With the traditional plan, we cover most of the premium costs for the employee – $200 of $250 for an individual. The employee pays the remaining $50. When employees elect to enroll in RBP (it is optional at this point), we cover 100% of their costs. They are saving $50 per paycheck, or $100 per month. The savings for families are even deeper; the traditional plan starts at $260 per paycheck for a family, but with RBP, it drops to $50. Those on the family plans are saving over $400 per month.
Why aren’t 100% of our employees enrolled in RBP? There are several reasons that can help you, as a leader, decide if and how to implement this in your company. First, it is new and different, and often, people are wary of radical change like this, especially when it comes to something as important as health care. In the first year, we offered it as an option and about 50% of employees elected to enroll. Secondly, although the TPA has set a rate for service, this doesn’t mean that all providers will accept this right off the bat. This is where balance billing can occur. It is not uncommon for a big bill to arrive, and then the employee has the responsibility to bring it to the TPA and start the process of negotiating for a better price. This period of negotiating – balance billing – can take time. Employees might find it stressful to receive a series of huge medical bills and wait for a long time to have the negotiations resolve. These employees might prefer the traditional plan.
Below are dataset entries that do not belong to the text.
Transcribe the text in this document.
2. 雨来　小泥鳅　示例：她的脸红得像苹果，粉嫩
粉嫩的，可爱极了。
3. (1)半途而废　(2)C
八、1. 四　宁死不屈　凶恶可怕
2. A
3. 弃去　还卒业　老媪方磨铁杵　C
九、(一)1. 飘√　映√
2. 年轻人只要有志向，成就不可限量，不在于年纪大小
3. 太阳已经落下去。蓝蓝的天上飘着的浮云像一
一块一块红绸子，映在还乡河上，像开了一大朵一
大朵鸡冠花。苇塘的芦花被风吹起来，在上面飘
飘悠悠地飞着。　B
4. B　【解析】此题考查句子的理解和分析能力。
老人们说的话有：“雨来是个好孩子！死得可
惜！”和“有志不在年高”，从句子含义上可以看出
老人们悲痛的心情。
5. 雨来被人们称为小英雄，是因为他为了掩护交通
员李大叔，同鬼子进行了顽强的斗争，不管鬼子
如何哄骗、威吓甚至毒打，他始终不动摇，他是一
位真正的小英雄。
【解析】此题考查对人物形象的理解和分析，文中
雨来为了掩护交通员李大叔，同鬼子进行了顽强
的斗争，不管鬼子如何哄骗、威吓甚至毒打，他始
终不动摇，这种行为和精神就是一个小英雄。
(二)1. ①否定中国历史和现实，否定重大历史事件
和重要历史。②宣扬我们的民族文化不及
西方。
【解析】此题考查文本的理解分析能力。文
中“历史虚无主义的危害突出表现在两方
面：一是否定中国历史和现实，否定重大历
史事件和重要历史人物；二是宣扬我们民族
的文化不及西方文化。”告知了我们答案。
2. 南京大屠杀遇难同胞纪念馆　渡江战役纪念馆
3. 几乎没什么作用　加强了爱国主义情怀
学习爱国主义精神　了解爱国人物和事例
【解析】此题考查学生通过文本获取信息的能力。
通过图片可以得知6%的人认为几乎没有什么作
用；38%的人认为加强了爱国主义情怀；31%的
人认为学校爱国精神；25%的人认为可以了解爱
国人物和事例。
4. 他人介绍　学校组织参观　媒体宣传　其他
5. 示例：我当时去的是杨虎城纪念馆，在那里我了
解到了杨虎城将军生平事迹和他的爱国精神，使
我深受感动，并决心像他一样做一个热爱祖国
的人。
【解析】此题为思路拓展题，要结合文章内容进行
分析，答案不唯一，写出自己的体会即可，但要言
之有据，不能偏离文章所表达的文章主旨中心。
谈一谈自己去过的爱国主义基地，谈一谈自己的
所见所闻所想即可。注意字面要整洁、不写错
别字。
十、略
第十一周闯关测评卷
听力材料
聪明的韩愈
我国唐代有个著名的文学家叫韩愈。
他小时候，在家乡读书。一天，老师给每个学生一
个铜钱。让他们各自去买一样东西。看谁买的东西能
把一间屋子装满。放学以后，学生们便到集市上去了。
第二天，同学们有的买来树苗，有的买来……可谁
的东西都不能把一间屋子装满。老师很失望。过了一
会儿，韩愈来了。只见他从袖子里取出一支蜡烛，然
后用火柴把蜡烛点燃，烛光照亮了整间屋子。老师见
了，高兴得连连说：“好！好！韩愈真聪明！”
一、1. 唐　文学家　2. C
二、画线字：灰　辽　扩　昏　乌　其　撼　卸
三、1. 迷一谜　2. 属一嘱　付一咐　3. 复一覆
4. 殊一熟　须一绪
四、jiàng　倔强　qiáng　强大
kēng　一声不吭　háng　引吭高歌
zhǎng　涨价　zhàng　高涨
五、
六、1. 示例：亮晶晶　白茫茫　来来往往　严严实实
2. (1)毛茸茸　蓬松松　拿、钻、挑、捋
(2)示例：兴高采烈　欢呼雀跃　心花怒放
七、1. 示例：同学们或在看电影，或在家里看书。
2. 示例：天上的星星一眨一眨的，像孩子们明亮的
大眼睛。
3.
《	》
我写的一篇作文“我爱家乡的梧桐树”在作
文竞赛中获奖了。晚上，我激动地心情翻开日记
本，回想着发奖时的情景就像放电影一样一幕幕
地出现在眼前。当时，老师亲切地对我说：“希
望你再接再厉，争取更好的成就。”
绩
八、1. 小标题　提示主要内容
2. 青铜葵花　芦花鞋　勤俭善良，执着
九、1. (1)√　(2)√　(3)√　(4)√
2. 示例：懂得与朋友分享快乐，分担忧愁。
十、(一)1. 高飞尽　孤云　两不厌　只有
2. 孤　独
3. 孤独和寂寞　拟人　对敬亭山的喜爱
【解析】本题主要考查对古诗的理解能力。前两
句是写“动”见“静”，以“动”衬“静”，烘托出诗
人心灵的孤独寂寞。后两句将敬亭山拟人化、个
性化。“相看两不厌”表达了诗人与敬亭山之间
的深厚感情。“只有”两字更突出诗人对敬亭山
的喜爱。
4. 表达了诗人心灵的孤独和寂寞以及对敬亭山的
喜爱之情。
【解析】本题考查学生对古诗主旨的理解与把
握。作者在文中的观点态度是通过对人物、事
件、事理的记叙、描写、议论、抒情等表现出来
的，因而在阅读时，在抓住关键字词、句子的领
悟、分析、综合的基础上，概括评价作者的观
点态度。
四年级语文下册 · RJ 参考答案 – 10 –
On the employer side, there are some downsides as well. Occasionally, a provider refuses to accept the TPA rate, and then we have to fight it. This is rare, and only happens in about 1% of claims, but it does happen. My team manages this when it happens, so it means time, effort, and therefore money for us. Occasionally, our team decides to settle and pay over the 150% of Medicare, and that is also a cost we bear, but again, it’s rare. Even when there is not a fight, employees are inevitably going to come to Human Resources when they have claims or bills that arrive and they are not educated on the process yet. So it does cost us, but the costs go down over time.
Despite initial hurdles and trepidation, RBP is gaining traction within our team. In year three, enrollment numbers have grown to about 2/3 of the company. This evolution underscores the growing acceptance and efficacy of RBP in mitigating healthcare costs. Our progress with this initiative so far is encouraging. I can envision a healthcare landscape where RBP becomes the norm at Stotz, obviating the need for traditional plans. The benefits are palpable: reduced administrative burdens once everyone gets used to the new program, stabilized premiums, and empowered employees making informed healthcare choices.
For us, reference-based pricing has been a game-changer in a healthcare landscape fraught with escalating costs. We are self-insured, and that is an important part of why this makes sense for us. Beyond that, the tolerance of your employees to try something new and the expertise on your team to manage the transition are the only other critical ingredients. It’s a great program. By anchoring itself on transparent reimbursement rates and empowering employees with cost-effective options, we believe that RBP could be the path to vastly improved affordability and accessibility in healthcare, not just for us, but for many companies.